Essere Isaac Asimov:
l’uomo oltre il mito

Isaac Asimov
Io, Asimov
Traduzione di Chiara Beltrami

Il Saggiatore, Milano, 2024
pp. 720, € 34,00

Isaac Asimov
Io, Asimov
Traduzione di Chiara Beltrami

Il Saggiatore, Milano, 2024
pp. 720, € 34,00


Racconta Janet Jeppson, l’amata seconda moglie di Isaac Asimov, nel poscritto all’autobiografia Io, Asimov, di un episodio accaduto qualche settimana prima della sua morte. Asimov era quasi sempre assopito, ma una volta “si svegliò terribilmente in ansia”.

“Mi disse: «Voglio… voglio…».
«Cosa c’è, Isaac?» domandai.
«Voglio… voglio…»
«Cosa vuoi, tesoro?»
Parve esplodere. «Voglio… Isaac Asimov!»
«Sì» dissi. «Sei tu.»
Poi, con meraviglia e trionfo, disse: «IO SONO Isaac Asimov!»”

Per tutta la sua vita, Asimov amò essere sé stesso. A chi gli chiedeva se fosse stato un bambino prodigio, rispondeva: “A dirla tutta sì, e lo sono ancora”. Ironico, istrionico, dotato di una innaturale facilità di scrittura, di una curiosità insaziabile e di straordinaria immaginazione, Isaac Asimov fu prima ancora di essere uno dei più celebri scrittori di fantascienza una personalità nel senso autentico del termine. Ed era questo che amava di più, molto più del fatto di essere stimato come autore di fantascienza.
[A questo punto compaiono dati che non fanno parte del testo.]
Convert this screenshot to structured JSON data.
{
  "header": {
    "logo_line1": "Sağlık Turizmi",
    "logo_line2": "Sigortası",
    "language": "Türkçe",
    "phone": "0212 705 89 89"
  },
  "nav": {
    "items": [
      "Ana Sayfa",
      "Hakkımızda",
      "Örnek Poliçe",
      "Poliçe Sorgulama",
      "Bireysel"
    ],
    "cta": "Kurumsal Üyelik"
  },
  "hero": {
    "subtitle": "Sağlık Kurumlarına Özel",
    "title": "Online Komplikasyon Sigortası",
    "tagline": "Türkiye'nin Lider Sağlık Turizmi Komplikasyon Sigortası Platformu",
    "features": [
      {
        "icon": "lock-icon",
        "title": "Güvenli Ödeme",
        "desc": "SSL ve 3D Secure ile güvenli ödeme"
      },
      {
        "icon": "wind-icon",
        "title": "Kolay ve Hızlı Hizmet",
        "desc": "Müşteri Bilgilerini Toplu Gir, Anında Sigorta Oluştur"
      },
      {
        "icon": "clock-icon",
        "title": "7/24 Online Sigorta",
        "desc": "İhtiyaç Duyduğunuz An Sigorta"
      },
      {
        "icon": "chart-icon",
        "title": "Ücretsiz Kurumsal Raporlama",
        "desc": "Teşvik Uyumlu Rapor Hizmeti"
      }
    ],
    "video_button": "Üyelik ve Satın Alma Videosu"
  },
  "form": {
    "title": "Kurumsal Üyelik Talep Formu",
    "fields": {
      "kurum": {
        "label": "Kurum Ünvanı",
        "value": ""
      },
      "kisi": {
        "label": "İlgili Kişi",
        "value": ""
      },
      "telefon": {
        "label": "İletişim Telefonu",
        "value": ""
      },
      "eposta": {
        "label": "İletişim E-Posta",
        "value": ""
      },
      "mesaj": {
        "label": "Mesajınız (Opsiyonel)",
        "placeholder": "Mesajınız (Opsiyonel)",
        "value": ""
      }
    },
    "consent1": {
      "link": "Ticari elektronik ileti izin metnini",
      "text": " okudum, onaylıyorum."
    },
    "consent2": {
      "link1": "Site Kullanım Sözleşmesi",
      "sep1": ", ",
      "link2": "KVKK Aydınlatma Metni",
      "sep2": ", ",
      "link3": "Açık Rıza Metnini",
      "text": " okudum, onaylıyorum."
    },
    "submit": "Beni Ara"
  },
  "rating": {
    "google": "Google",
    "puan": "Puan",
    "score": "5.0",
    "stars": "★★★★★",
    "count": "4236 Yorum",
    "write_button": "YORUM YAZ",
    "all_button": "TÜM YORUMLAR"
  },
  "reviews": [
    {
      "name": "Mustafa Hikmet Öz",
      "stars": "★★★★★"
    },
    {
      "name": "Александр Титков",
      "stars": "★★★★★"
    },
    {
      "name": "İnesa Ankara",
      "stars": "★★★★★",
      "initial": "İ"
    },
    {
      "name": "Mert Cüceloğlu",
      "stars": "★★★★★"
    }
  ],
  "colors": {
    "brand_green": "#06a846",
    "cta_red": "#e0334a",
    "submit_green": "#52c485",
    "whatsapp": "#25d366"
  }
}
Vita e destino di un enfant prodige
È quello che ci rivela la lettura di Io, Asimov, la sua autobiografia pubblicata nel 1994 – due anni dopo la sua morte, avvenuta il 6 aprile 1992 – alla quale aveva lavorato negli ultimi anni di vita, e ora finalmente tradotta in italiano da Chiara Beltrami per il Saggiatore, editore che di Asimov ha pubblicato le sue due raccolte Visioni di robot e Sogni di robot, che contengono i racconti più tardi della sua produzione dedicata ai robot positronici. Il titolo è naturalmente un omaggio alla sua celebre raccolta di racconti robotici Io, robot, pubblicata per la prima volta nel 1950. Non è, tuttavia, la prima autobiografia di Asimov: tra il 1979 e il 1980 apparvero infatti i due grossi volumi In Memory Yet Green e In Joy Still Felt in cui lo scrittore raccontava quasi giorno per giorno – grazie ai diari tenuti dall’età di diciott’anni e a una prodigiosa memoria – la sua vita fino ad allora, e di cui in Italia apparve solo il primo volume con il titolo Io, Asimov edito da Armenia. Era un’opera singolare, come il suo autore non faticava a rendersi conto:

“Un lettore una volta mi disse, entusiasticamente, dopo che l’autobiografia fu pubblicata, che aveva letto il libro con estremo interesse e che non era riuscito a evitare di girare le pagine e ridere di continuo, dall’inizio alla fine. Gli dissi, incuriosito: «Non hai notato che non succedeva nulla?».
«L’ho notato» disse «ma non mi interessava».”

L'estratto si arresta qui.